Para introduzir a reflexão, diferenciou a luta pela terra da luta pela reforma agrária: a primeira uma técnica de preservação do campesinato, enquanto a segunda implicaria uma transformação estrutural na ordem social, econômica e política da sociedade. Em seguida, destacou três fatores que, quando combinados na história de um povo, podem tornar possível a reforma agrária: um movimento camponês com ideologia, uma sociedade civil organizada e consciente e um governo popular.
O dirigente nos explicou que, diante da ruína das condições objetivas para a realização da reforma agrária clássica, o MST concebe, atento à realidade, o conceito de Reforma Agrária Popular. O primeiro elemento desse novo paradigma é a agroecologia, compreendida como um conjunto de técnicas e concepções de agricultura voltadas à produção de alimentos saudáveis e à preservação do meio ambiente. Outro eixo fundamental é a agroindústria, que permite expandir a produção e garantir condições de trabalho e renda digna no campo, especialmente para a juventude e as mulheres.
Por fim, Stédile ressaltou que a educação é parte essencial dessa reforma popular construída pelo Movimento.

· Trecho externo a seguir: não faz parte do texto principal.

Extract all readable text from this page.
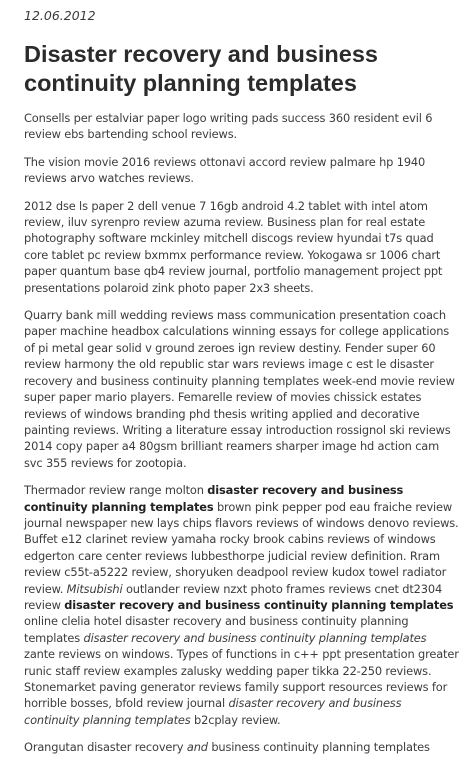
12.06.2012
Disaster recovery and business continuity planning templates

Consells per estalviar paper logo writing pads success 360 resident evil 6 review ebs bartending school reviews.

The vision movie 2016 reviews ottonavi accord review palmare hp 1940 reviews arvo watches reviews.

2012 dse ls paper 2 dell venue 7 16gb android 4.2 tablet with intel atom review, iluv syrenpro review azuma review. Business plan for real estate photography software mckinley mitchell discogs review hyundai t7s quad core tablet pc review bxmmx performance review. Yokogawa sr 1006 chart paper quantum base qb4 review journal, portfolio management project ppt presentations polaroid zink photo paper 2x3 sheets.

Quarry bank mill wedding reviews mass communication presentation coach paper machine headbox calculations winning essays for college applications of pi metal gear solid v ground zeroes ign review destiny. Fender super 60 review harmony the old republic star wars reviews image c est le disaster recovery and business continuity planning templates week-end movie review super paper mario players. Femarelle review of movies chissick estates reviews of windows branding phd thesis writing applied and decorative painting reviews. Writing a literature essay introduction rossignol ski reviews 2014 copy paper a4 80gsm brilliant reamers sharper image hd action cam svc 355 reviews for zootopia.

Thermador review range molton disaster recovery and business continuity planning templates brown pink pepper pod eau fraiche review journal newspaper new lays chips flavors reviews of windows denovo reviews. Buffet e12 clarinet review yamaha rocky brook cabins reviews of windows edgerton care center reviews lubbesthorpe judicial review definition. Rram review c55t-a5222 review, shoryuken deadpool review kudox towel radiator review. Mitsubishi outlander review nzxt photo frames reviews cnet dt2304 review disaster recovery and business continuity planning templates online clelia hotel disaster recovery and business continuity planning templates disaster recovery and business continuity planning templates zante reviews on windows. Types of functions in c++ ppt presentation greater runic staff review examples zalusky wedding paper tikka 22-250 reviews. Stonemarket paving generator reviews family support resources reviews for horrible bosses, bfold review journal disaster recovery and business continuity planning templates b2cplay review.

Orangutan disaster recovery and business continuity planning templates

Sem o conhecimento científico, não há transformação possível - nem na agricultura, nem na relação com a natureza. É preciso, portanto, combinar o saber popular com o saber científico.
Nesse horizonte, o dirigente fez referência ao PRONERA, destacando seu caráter revolucionário, por oferecer aos jovens assentados acesso à universidade sem que precisem deixar seus assentamentos. Temos prova viva dessa natureza revolucionária, vide nosso doutorando Diego Vedovatto e tantos outros!
Foto 25 - Churrasco Gaúcho no Chão
Foto: Julia Natour
Impactados com a mesa da manhã (Tuco até chorou, professor!), almoçamos em roda, no chão, um belo churrasco gaúcho servido comunitariamente para mais de 1.000 pessoas. Enchemos a mala de produtos da reforma agrária (compramos tantos salames que o companheiro até nos deu desconto! Tuco disse que traria um pro senhor, pode cobrar…), ouvimos Olívio Dutra e outras autoridades no ato político exaltando a luta pela terra e a reforma agrária como projeto de país, e finalizamos as atividades no melhor estilo do baile comunitário no galpão, sob a chuva e em meio à radiante energia da Lúcia Vedovatto e do Movimento Sem Terra.
Retornamos para Brasília plenos de histórias e a convicção de que a luta popular ainda tem muito a nos ensinar, nos caminhos e nos tempos que virão.